The Real Reason Your Company's AI Project Is Failing (Hint: It's Not the AI)
Key Insights
- •The "tourist problem" is killing AI products: 60% of companies have integrated generative AI, but most see initial hype followed by high churn because they haven't redesigned workflows or provided meaningful onboarding
- •Traditional product segmentation fails for AI—you need to segment by attitude (embracers vs. skeptics) and use longitudinal testing over weeks instead of days to measure real behavior change
- •Proprietary data and superior interfaces are becoming the only defensible moats as AI models commoditize into open-source and edge-run solutions
We've spent the last two years obsessing over which AI model is best, but here's the uncomfortable truth: the technology isn't the problem. Humans are. Companies are throwing money at AI initiatives only to watch them fizzle out because nobody actually changes how they work. Employees get vague mandates like "use AI more," procurement teams create bottlenecks, and the few people who do try these tools quickly abandon them—the industry calls this the "tourist problem." 60% of companies have already baked AI into their products, but most are watching users check it out once and never come back.
The article makes a counterintuitive case: stop treating AI like a normal product launch. The usual playbook—segment by job function, run quick A/B tests, let users self-serve—doesn't work when half your audience is skeptical that AI can even do the job. Instead, successful teams are doing longitudinal testing over weeks (not days), segmenting users by their attitude toward AI rather than their role, and using high-touch onboarding to convert doubters.
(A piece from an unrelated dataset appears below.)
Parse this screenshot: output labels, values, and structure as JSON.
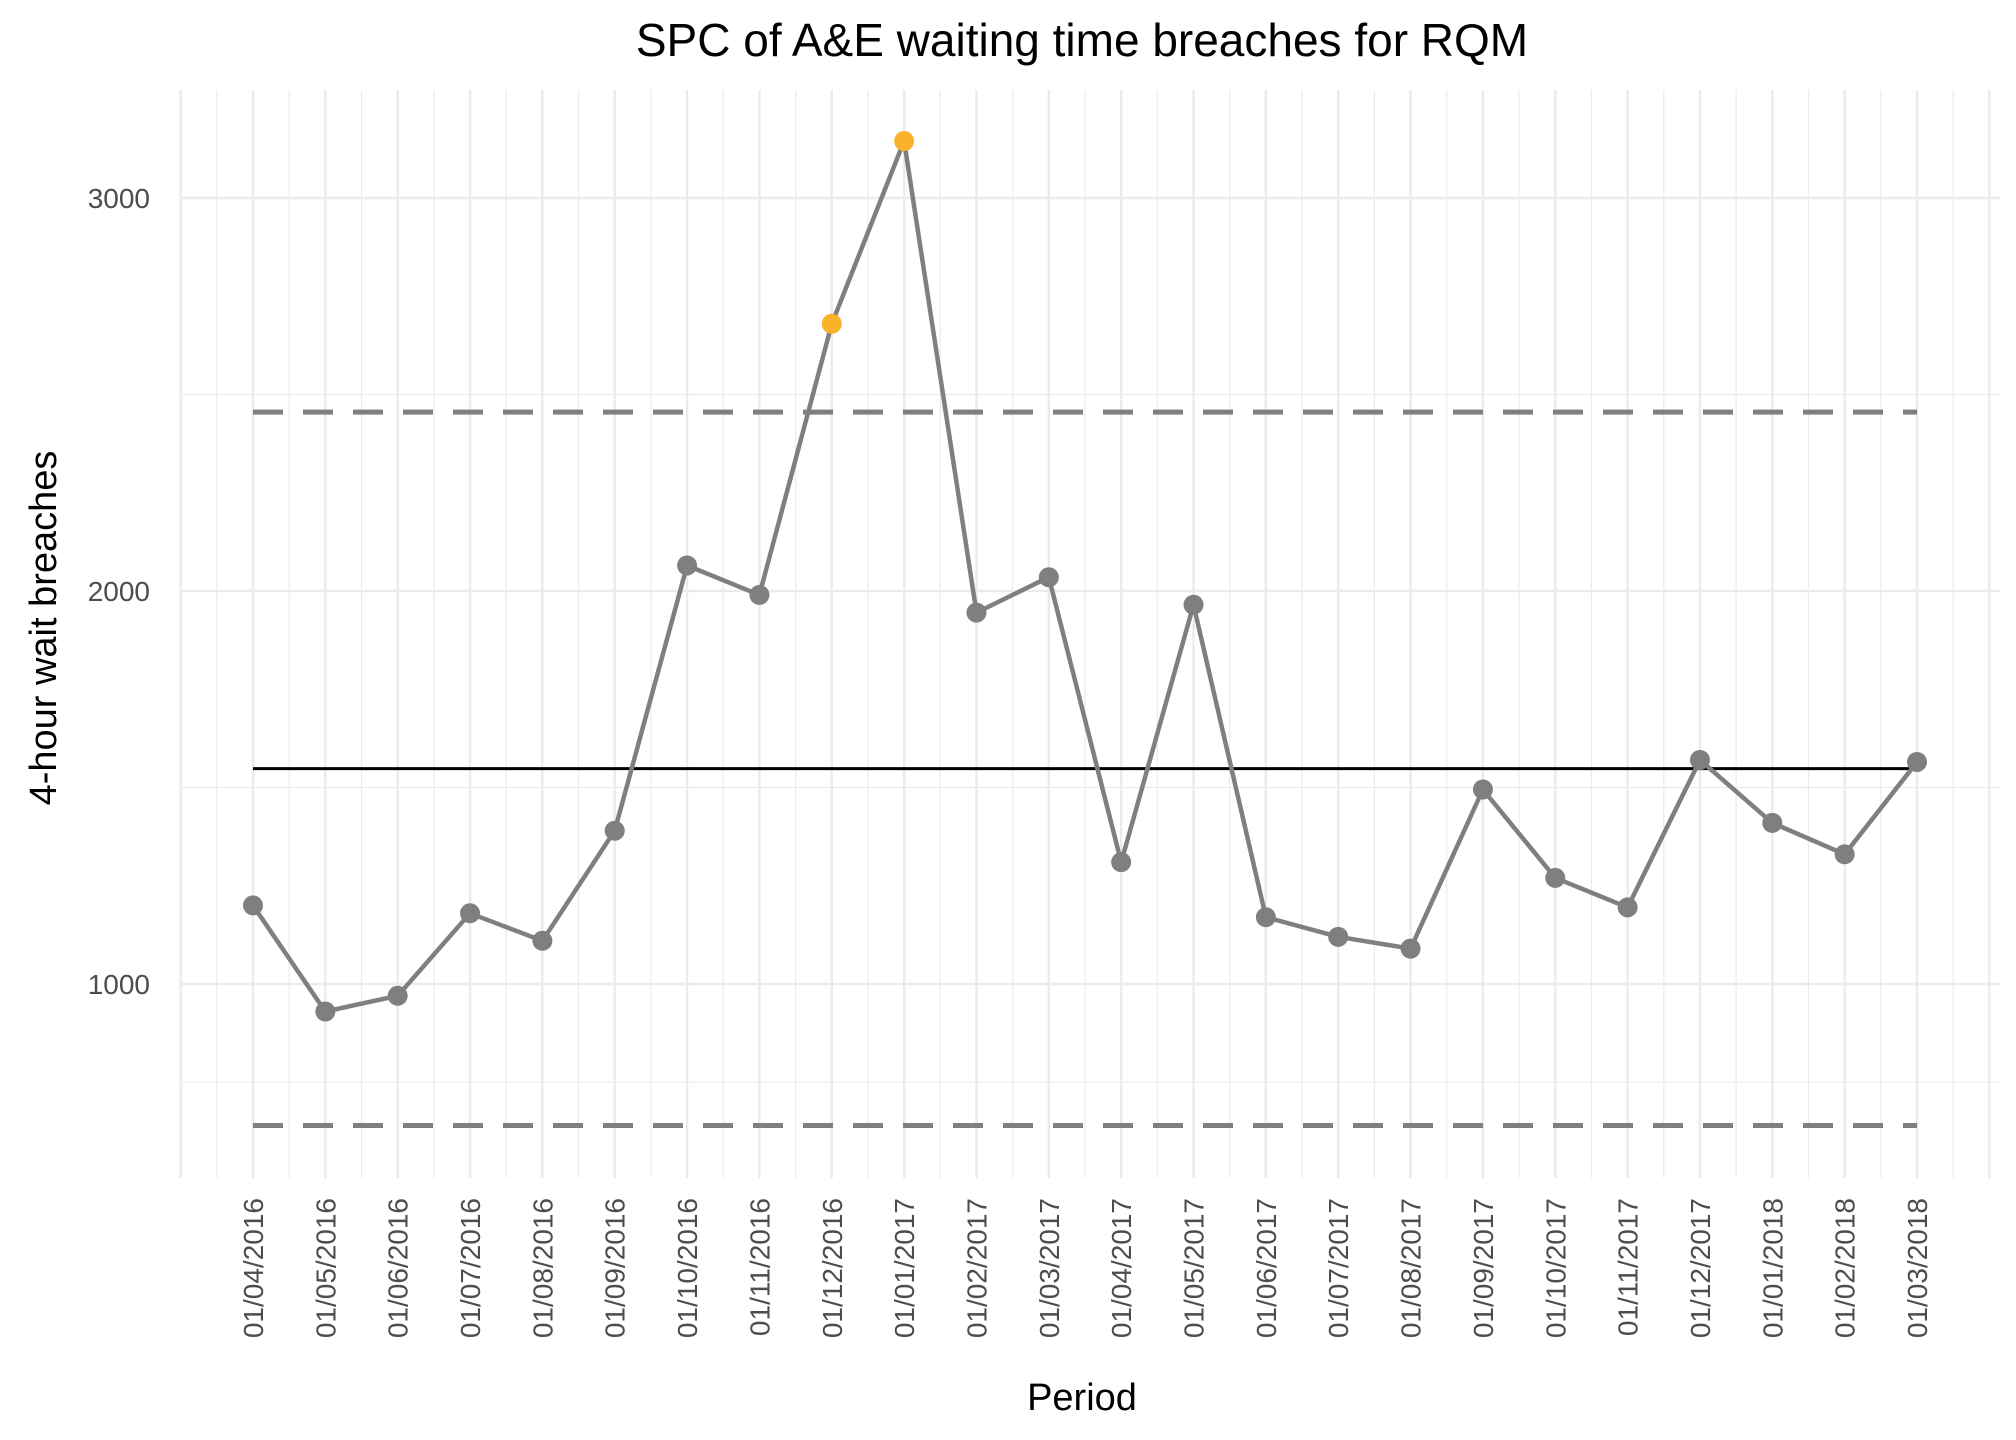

The companies winning this race aren't the ones with the fanciest models—they're the ones who've figured out that proprietary data and redesigned workflows matter more than raw compute power.
What makes this especially relevant is the tactical advice from actual practitioners. This isn't theoretical hand-wraving about "change management"—it's specific guidance on tracking leading indicators (are people using it?) versus lagging indicators (is it actually helping business results?) and connecting AI adoption to tangible career impact. If your company is struggling to make AI stick, this explains why everyone's excited for a week and then ghosts your shiny new tool.